Di sini kita akan membuat language model untuk membangkitkan text dari level karakter berdasarkan input sekuens karakter yang diberikan

In [0]:
import tensorflow as tf

from tensorflow.keras.callbacks import LambdaCallback
from tensorflow.keras.models import Sequential
from tensorflow.keras.layers import Dense
from tensorflow.keras.layers import Dropout
from tensorflow.keras.layers import LSTM
from tensorflow.keras.layers import TimeDistributed
from tensorflow.keras.layers import Reshape
from tensorflow.keras.optimizers import RMSprop, Adam
from tensorflow.keras.utils import get_file

import numpy as np
import random
import sys
import io

# Text Data
Untuk memulainya, kita perlu memiliki data untuk melatih model kita. Anda dapat menggunakan file teks apa pun yang Anda inginkan untuk proses ini

di sini telah disediakan beberapa data text yang bisa digunakan

In [0]:
dataset = {
    'shakespeare'  : 'https://storage.googleapis.com/download.tensorflow.org/data/shakespeare.txt',
    'wonderland'   : 'https://www.gutenberg.org/cache/epub/11/pg11.txt',
    'harry'        : 'https://www.linguistik.uzh.ch/dam/jcr:169bff5c-ac13-457b-9acb-4fe7f1ad5cb0/Harry%20Potter%20and%20the%20Sorcerer.txt',
    'nietzsche'    : 'https://s3.amazonaws.com/text-datasets/nietzsche.txt',
    'frankenstein' : 'https://www.gutenberg.org/files/84/84-0.txt'
}

Pilih satu data

In [0]:
filename = dataset['frankenstein']
path = get_file( filename.split('/')[-1], origin=filename)

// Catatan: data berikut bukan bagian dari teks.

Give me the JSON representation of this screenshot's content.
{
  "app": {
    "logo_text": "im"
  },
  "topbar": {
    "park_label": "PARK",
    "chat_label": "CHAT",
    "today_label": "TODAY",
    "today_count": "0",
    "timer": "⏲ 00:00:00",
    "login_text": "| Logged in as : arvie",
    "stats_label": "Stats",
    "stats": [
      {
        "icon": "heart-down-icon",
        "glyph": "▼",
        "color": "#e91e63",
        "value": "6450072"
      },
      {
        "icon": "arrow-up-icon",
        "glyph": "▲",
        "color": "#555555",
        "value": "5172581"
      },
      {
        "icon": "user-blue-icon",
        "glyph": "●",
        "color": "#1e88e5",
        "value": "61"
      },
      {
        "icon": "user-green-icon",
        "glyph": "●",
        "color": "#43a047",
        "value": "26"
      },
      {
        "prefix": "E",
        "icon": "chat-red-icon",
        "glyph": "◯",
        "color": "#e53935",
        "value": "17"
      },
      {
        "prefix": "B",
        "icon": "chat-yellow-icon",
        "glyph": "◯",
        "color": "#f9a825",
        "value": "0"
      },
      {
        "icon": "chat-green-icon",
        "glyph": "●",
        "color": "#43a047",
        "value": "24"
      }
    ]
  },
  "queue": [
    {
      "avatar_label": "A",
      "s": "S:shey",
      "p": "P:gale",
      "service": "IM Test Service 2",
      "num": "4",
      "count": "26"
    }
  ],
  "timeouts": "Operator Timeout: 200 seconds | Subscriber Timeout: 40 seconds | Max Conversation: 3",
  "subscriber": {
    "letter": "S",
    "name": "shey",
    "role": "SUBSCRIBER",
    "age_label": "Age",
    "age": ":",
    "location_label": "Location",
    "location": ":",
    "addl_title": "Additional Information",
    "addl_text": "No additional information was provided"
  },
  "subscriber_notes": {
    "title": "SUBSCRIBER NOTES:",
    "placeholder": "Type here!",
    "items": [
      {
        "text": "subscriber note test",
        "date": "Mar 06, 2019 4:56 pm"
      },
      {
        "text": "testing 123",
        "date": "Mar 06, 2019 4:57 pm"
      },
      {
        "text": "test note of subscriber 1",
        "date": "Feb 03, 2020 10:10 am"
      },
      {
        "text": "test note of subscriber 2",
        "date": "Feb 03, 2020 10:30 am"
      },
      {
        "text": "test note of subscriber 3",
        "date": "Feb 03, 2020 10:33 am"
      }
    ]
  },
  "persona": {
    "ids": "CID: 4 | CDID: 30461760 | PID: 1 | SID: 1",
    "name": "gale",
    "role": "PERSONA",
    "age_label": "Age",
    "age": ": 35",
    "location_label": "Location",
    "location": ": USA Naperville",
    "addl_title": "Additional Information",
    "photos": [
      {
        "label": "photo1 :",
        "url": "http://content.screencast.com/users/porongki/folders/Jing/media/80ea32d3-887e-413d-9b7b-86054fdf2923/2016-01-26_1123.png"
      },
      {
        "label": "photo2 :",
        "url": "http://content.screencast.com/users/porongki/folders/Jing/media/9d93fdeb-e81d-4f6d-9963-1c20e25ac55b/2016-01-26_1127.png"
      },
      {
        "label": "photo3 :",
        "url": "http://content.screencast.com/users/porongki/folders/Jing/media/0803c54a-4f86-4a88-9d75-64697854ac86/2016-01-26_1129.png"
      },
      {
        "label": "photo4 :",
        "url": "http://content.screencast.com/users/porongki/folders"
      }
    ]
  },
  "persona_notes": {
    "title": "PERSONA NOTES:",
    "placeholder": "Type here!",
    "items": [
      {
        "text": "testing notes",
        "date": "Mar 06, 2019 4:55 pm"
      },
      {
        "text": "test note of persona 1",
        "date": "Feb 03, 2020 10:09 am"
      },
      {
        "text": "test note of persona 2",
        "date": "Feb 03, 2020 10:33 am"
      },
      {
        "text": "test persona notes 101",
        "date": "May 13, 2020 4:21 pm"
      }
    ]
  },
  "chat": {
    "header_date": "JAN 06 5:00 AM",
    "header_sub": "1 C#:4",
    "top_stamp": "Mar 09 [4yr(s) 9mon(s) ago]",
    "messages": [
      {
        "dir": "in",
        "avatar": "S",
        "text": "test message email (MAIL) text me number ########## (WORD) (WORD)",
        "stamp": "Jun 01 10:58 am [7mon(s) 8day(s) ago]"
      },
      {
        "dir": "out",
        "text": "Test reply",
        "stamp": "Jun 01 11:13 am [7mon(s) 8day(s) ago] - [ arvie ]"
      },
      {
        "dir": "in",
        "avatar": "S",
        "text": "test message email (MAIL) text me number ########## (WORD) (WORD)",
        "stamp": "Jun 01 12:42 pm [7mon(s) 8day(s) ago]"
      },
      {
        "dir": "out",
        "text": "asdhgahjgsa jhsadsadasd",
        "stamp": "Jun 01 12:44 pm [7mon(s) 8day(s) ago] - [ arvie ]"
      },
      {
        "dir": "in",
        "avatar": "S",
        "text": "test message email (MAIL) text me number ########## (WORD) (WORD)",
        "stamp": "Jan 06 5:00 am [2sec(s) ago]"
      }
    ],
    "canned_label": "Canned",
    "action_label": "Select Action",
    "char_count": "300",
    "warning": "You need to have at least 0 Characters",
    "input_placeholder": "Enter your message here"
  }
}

Kita akan ubah menjadi huruf lowercase agar kita tidak perlu khawatir tentang kapitalisasi dalam contoh ini.

In [5]:
with io.open(path, encoding='utf-8') as f:
    text = f.read().lower()
print('corpus length:', len(text))


# Take a look at the first 250 characters in text
print(text[:250])

corpus length: 440748
﻿
project gutenberg's frankenstein, by mary wollstonecraft (godwin) shelley

this ebook is for the use of anyone anywhere at no cost and with
almost no restrictions whatsoever.  you may copy it, give it away or
re-use it under the terms of the projec


# Encoding
Jaringan saraf bekerja dengan angka, bukan karakter teks. Jadi kita perlu mengkonversi input karakter menjadi angka. 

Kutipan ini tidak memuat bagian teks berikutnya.